Have there ever been three words better suited for this blog?
Coming this March Star Trek Catan will take the settlers off of the island and into the stars. No longer content to mine ore, herd sheep, fell trees, harvest wheat and make bricks, players of Star Trek Catan will be able to fill their coffers with dilithium, tritanium, food, oxygen and water.
I could not be any more excited.
I spent this past weekend on a retreat with the volunteers in our student ministry. It was a great time to get away, strengthen relationships, think about our vision and play some games. Since it was a Christian retreat, we obviously played many games of Catan. I only played twice and lost both times, which didn’t ruin the weekend but did upset me.
Board games have tremendous value because of their ability to facilitate relationships. Like a meal, board games involve people gathering together for a common purpose. The game provides an opportunity to interact with each other, have conversations that aren’t always related to the game and just strengthen or form relational connections.
Board games do this in a way that video games just can’t.

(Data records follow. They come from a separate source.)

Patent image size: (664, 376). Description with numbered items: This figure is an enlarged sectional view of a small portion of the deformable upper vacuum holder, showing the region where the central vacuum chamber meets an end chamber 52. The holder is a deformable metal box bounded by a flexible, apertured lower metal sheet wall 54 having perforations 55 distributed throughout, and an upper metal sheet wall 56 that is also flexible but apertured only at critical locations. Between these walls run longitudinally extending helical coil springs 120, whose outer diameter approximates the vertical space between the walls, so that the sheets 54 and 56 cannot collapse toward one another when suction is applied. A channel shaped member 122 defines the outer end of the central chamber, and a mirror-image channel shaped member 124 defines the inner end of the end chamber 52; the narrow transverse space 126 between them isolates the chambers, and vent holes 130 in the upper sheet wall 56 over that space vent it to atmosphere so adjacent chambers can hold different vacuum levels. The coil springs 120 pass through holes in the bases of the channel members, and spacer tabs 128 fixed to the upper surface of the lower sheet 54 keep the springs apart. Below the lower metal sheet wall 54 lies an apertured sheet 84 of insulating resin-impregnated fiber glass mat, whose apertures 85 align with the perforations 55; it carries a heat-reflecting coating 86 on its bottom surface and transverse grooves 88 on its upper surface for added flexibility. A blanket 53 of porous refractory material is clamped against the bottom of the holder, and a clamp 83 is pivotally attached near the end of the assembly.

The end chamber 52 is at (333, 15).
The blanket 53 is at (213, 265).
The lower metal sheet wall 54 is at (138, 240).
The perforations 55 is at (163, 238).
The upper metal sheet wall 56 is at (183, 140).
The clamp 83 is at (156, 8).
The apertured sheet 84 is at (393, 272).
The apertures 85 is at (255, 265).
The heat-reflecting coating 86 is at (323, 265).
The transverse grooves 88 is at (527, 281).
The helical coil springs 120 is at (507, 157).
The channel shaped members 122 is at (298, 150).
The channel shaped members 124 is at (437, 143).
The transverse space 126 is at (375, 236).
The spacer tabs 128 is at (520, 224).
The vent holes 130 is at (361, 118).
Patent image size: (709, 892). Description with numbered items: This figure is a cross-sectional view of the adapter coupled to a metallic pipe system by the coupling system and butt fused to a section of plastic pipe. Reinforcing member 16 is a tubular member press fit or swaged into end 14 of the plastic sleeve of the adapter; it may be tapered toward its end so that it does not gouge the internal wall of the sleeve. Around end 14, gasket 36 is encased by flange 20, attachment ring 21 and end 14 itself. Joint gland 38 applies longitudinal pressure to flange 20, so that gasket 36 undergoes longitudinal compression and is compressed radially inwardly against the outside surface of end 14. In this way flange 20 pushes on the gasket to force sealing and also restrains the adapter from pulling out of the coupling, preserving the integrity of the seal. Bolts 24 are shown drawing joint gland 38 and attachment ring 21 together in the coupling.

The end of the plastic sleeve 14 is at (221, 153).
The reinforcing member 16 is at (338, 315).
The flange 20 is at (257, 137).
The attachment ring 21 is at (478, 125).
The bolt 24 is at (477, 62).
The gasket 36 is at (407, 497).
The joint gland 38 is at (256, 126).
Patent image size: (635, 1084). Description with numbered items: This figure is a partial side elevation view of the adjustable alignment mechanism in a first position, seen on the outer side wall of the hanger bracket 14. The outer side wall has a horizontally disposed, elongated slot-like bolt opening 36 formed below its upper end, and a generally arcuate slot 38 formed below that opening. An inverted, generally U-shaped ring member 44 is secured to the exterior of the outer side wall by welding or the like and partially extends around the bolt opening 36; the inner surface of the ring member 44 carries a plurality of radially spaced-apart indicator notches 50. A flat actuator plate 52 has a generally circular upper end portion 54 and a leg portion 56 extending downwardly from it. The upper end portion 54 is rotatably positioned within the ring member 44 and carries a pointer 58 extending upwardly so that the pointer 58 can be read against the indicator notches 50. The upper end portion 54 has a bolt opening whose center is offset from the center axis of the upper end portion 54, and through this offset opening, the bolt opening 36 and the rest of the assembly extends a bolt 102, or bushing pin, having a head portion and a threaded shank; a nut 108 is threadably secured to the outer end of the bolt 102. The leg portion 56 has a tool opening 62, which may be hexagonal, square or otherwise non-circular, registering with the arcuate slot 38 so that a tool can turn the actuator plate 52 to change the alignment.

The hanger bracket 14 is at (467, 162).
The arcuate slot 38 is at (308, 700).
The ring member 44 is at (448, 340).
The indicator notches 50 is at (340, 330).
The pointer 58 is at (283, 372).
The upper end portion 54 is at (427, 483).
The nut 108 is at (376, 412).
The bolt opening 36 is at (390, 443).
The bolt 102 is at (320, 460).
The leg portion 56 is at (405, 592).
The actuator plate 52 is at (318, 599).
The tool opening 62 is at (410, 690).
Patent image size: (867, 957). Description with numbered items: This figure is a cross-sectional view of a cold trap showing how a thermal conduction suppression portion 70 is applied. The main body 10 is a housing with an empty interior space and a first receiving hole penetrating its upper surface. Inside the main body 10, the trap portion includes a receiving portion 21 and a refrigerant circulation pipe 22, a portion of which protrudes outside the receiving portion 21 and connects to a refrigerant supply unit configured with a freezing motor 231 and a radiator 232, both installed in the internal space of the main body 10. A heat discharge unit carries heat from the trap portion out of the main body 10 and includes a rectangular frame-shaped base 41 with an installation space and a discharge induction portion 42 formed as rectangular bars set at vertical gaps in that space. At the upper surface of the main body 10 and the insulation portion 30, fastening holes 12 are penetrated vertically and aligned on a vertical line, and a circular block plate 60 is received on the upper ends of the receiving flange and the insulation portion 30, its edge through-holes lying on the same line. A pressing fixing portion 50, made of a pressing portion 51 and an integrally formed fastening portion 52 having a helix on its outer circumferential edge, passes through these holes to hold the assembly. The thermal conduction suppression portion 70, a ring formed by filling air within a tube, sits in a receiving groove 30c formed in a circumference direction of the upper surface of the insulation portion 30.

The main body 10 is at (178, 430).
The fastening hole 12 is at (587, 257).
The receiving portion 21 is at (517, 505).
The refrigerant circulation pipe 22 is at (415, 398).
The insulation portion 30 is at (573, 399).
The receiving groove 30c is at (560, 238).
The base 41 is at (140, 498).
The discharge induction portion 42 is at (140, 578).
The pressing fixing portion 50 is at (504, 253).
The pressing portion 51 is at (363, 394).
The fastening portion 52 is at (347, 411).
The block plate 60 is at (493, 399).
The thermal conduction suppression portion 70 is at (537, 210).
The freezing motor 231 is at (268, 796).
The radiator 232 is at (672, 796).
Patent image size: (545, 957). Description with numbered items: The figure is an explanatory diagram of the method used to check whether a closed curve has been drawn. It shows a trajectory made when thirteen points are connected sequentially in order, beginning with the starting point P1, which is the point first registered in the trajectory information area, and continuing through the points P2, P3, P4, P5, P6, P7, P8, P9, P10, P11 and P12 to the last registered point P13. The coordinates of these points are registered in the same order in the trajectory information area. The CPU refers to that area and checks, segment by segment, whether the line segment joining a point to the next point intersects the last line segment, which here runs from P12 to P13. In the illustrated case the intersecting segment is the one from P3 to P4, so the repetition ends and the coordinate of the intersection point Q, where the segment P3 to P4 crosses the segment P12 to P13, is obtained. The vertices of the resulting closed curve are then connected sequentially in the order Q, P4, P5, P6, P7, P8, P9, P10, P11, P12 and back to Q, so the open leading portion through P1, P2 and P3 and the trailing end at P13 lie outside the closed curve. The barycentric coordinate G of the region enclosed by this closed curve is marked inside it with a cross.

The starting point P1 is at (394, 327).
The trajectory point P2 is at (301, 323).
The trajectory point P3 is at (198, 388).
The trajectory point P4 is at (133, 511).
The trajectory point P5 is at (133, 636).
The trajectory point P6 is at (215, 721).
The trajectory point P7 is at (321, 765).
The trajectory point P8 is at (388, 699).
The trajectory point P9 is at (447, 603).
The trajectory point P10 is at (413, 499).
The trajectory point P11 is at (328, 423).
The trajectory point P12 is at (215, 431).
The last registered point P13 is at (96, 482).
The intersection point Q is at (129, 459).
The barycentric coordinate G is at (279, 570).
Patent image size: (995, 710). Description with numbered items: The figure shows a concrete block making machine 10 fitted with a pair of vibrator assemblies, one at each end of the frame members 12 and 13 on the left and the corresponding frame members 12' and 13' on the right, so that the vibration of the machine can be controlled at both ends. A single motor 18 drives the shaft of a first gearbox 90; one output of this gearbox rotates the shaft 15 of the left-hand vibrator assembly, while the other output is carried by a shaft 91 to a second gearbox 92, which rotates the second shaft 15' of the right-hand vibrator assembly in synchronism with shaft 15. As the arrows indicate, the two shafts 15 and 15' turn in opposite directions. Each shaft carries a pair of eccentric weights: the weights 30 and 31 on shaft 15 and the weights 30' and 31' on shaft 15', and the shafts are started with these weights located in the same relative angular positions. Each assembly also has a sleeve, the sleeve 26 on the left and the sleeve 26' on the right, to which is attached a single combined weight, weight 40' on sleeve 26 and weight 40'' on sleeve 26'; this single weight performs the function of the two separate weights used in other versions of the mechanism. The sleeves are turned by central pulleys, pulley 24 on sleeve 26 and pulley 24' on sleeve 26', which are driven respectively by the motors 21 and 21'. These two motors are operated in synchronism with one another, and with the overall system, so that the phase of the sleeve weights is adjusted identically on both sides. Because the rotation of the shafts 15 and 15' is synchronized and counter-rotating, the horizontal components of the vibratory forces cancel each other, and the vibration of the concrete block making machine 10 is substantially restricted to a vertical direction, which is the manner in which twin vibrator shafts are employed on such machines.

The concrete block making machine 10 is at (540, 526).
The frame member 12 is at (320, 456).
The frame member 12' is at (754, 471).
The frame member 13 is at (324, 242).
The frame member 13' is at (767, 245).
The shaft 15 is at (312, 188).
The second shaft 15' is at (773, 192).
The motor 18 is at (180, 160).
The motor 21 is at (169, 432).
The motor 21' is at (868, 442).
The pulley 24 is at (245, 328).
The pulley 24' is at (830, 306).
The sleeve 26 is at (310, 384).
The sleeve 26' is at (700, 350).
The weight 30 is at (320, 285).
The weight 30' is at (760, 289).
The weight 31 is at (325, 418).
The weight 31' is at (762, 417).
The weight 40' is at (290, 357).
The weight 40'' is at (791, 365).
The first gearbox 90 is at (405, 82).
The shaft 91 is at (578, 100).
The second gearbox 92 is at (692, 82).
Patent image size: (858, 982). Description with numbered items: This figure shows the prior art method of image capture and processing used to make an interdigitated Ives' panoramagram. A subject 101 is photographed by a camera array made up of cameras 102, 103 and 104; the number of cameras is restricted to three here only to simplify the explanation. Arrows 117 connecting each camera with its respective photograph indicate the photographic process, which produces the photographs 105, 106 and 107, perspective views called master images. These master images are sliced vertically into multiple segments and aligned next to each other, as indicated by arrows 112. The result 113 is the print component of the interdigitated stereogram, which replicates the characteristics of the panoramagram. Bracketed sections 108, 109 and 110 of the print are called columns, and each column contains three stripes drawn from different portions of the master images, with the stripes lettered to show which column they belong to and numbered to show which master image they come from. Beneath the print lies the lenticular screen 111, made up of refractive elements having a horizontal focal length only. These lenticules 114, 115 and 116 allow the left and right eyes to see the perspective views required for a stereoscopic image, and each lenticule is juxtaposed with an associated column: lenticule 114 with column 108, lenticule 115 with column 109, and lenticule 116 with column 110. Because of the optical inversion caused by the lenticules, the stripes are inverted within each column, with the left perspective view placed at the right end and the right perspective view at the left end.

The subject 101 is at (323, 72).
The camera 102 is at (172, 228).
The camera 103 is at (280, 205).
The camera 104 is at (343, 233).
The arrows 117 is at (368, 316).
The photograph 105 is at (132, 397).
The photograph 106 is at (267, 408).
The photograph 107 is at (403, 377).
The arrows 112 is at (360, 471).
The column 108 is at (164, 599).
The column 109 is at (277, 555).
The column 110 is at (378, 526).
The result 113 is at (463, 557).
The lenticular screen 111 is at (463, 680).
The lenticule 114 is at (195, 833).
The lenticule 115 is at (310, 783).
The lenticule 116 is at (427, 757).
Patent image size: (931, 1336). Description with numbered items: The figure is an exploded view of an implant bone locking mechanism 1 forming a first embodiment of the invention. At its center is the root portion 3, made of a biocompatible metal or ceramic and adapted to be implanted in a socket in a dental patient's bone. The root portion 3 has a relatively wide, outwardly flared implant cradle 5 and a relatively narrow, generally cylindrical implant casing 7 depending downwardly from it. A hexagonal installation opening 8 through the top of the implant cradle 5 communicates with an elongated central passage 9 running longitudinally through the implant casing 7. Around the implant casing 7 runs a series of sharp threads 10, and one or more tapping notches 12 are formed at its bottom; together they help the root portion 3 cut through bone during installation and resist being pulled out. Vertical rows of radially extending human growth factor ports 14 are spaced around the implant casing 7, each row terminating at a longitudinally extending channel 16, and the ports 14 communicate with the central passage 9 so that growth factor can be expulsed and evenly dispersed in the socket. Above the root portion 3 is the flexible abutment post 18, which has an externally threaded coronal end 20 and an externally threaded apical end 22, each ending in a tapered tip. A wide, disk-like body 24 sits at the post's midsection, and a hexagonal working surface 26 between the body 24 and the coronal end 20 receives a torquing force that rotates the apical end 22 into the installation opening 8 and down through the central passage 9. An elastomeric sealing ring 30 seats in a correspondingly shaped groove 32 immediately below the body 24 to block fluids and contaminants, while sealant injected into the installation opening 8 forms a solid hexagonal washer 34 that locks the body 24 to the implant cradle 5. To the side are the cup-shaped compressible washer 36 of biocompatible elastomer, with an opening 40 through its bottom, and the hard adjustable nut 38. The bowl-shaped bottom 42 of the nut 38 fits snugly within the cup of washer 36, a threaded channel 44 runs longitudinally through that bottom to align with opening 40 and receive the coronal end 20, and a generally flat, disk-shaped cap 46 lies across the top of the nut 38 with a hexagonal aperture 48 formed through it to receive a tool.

I love playing Halo with a bunch of people but it’s just not the same as sitting down to a game of Monopoly, Risk, Apples to Apples or Star Trek Catan.
In Halo or other video games everyone is staring at the screen instead of at each other.
In Halo conversations are limited to breaks in the game instead of woven throughout the game.
In Halo we spend more time interacting with the controller than we do other people.
I even saw this dichotomy this weekend at our retreat. I played Ticket to Ride, an amazing board game, on my phone with two others. Instead of sitting together around the board, we all sat staring intently at our phones. We barely conversed and simply played the game to finish. If the goal of a game is to finish, then we accomplished that goal.
More often than not, though, the goal of a board game isn’t to finish.
The goal is to spend time together.
The goal is to laugh.
The goal is to talk.
The goal is to meet our God-given need for relationships.
Board games are great way to build and strengthen community. I can’t wait to do that with starships instead roads and Klingons instead of the robber.
What games have been great at building relationships for you?